Ferdinand sah sie jetzt auch. Sie standen schon fast vor ihm. Lilly erhob sich und machte mit ihren Händen Bewegungen, die signalisieren sollten Haut ab! und zischte dabei, als wolle sie besonders penetrante Enten im Park verjagen.
»Guten Tag«, sagte einer der jungen Männer und verneigte sich leicht. »Entschuldigen Sie die Störung. Wir haben uns verlaufen. Wie kommt man in den Ort, bitte?«
Ferdinand brachte nur heraus: »Weg! Ganz schnell weg hier!«, während er daran denken musste, was Frau Kuhfuß gerade vorgelesen hatte: Nehmt euch in Acht vor den Asiaten! Verjagt sie! Verbrennt das Bild...
Währenddessen warf Frau Kuhfuß das Gemälde auf den Rasen, goss Grillanzünder darüber und entzündete es.
Die beiden jungen Männer trauten ihren Augen nicht, und der eine sagte: »Was machen Sie denn da? Dieses schöne, wertvolle Bild!«
Dann schauten sich die beiden Männer an, als seien sie unter Wahnsinnige geraten, gingen rasch aus dem Garten und Akio sagte zu seinem Freund: »Die sind völlig verrückt. Lass uns schnell abhauen.«
Dann fingen sie an zu rennen, als ob der Teufel hinter ihnen her wäre.
»Das ist gerade noch mal gut gegangen«, sagte Lilly, während die Flammen loderten und das Bild vernichteten.
Frau Kuhfuß erwiderte zufrieden: »So, jetzt kann nichts mehr passieren. Sechs sind gestorben, das Bild ist zerstört und die Asiaten sind vertrieben.«
Das Tagebuch
Am Abend ging Frau Kuhfuß zum ersten Mal seit längerer Zeit mit einer gewissen inneren Ruhe nach Hause. Dieser ganze Besucherhorror lag nun hinter ihr. Die Sache mit dem Bild war erledigt. Die Leichen waren begraben beziehungsweise in alle Winde verstreut. Jetzt konnte sie wieder allein für Herrn Dünnbier sorgen und alles etwas ruhiger angehen lassen. Die Jüngste war sie ja schließlich auch nicht mehr.

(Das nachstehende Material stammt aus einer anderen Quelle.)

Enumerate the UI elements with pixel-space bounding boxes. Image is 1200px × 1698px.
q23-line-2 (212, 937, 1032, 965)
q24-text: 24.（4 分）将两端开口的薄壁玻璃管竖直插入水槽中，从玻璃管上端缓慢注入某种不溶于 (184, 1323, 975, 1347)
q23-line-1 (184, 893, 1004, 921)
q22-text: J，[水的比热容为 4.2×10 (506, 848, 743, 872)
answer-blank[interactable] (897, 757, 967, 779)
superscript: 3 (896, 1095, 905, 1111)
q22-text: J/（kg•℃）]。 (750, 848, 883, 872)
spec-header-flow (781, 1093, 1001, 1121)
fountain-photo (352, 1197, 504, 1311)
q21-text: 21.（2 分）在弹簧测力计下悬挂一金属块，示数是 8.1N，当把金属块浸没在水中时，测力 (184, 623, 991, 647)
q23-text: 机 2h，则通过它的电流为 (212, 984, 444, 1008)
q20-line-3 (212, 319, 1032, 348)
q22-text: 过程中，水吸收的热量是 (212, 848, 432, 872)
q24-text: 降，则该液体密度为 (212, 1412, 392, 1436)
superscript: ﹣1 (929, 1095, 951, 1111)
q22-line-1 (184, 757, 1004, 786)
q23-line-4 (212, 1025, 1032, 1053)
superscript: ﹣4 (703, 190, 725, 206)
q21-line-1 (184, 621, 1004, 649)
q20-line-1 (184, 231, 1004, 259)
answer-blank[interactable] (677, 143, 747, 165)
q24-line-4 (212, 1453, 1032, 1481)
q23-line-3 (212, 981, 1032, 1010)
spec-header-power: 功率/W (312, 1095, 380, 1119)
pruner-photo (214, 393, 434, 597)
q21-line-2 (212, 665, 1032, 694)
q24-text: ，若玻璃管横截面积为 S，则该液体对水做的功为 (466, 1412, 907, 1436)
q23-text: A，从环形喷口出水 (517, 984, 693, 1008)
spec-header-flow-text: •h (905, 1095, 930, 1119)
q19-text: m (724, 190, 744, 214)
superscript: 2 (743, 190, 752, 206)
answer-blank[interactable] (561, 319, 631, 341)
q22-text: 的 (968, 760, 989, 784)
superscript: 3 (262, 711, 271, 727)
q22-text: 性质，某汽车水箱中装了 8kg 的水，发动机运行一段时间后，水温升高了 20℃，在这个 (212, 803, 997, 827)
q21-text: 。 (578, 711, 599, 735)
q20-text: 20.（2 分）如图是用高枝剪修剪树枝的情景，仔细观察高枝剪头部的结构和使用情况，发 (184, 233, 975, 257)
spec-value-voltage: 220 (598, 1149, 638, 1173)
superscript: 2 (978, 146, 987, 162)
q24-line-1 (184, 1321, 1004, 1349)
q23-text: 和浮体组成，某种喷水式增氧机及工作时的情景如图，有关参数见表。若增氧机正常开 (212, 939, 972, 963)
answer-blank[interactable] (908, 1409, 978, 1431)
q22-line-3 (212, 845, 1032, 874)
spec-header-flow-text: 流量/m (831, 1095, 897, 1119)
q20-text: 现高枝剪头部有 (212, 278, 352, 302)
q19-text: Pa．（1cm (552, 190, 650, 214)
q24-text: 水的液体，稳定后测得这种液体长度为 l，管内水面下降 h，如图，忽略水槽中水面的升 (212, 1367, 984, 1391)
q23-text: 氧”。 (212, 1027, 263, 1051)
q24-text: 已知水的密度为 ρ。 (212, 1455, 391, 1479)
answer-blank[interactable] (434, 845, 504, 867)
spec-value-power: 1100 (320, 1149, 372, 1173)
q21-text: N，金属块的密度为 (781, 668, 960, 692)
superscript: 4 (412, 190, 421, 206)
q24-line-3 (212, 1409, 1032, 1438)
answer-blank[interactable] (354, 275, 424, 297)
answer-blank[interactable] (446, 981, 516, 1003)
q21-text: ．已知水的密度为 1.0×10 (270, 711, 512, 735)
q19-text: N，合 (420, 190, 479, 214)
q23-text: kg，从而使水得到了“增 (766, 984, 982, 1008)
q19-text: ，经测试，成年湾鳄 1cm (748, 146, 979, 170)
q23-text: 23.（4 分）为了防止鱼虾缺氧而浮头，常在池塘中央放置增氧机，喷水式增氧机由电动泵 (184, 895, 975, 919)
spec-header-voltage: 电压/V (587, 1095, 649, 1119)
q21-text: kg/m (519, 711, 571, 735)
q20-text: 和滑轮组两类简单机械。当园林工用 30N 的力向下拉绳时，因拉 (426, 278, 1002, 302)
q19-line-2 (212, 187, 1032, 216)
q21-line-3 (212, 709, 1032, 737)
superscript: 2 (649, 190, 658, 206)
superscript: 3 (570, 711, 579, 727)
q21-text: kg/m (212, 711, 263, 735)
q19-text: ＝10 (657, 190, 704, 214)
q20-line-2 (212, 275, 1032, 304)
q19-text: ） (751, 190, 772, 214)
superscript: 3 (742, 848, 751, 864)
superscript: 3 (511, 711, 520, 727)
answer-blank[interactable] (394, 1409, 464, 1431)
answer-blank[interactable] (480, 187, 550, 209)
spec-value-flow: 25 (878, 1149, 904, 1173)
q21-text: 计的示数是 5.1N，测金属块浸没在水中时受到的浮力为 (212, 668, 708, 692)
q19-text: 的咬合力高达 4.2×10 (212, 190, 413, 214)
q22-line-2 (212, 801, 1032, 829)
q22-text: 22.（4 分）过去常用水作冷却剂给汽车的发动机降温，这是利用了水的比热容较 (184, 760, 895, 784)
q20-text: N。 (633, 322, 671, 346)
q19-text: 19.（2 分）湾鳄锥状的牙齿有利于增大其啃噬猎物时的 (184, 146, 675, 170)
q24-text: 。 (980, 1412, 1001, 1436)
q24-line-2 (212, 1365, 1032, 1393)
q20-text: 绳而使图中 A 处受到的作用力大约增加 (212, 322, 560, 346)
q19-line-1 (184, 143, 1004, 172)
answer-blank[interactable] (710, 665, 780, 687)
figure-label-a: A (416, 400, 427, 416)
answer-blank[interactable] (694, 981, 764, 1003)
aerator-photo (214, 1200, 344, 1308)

Zu Hause überlegte sie, was sie mit dem Tagebuch des Großvaters machen sollte. Verbrennen? Eigentlich hatte sie die Schnauze von diesem ganzen Zeug gestrichen voll. Auf der anderen Seite hatte sie es noch nicht komplett gelesen. Vielleicht käme ja noch etwas Interessantes dabei heraus. Die Neugier war stärker.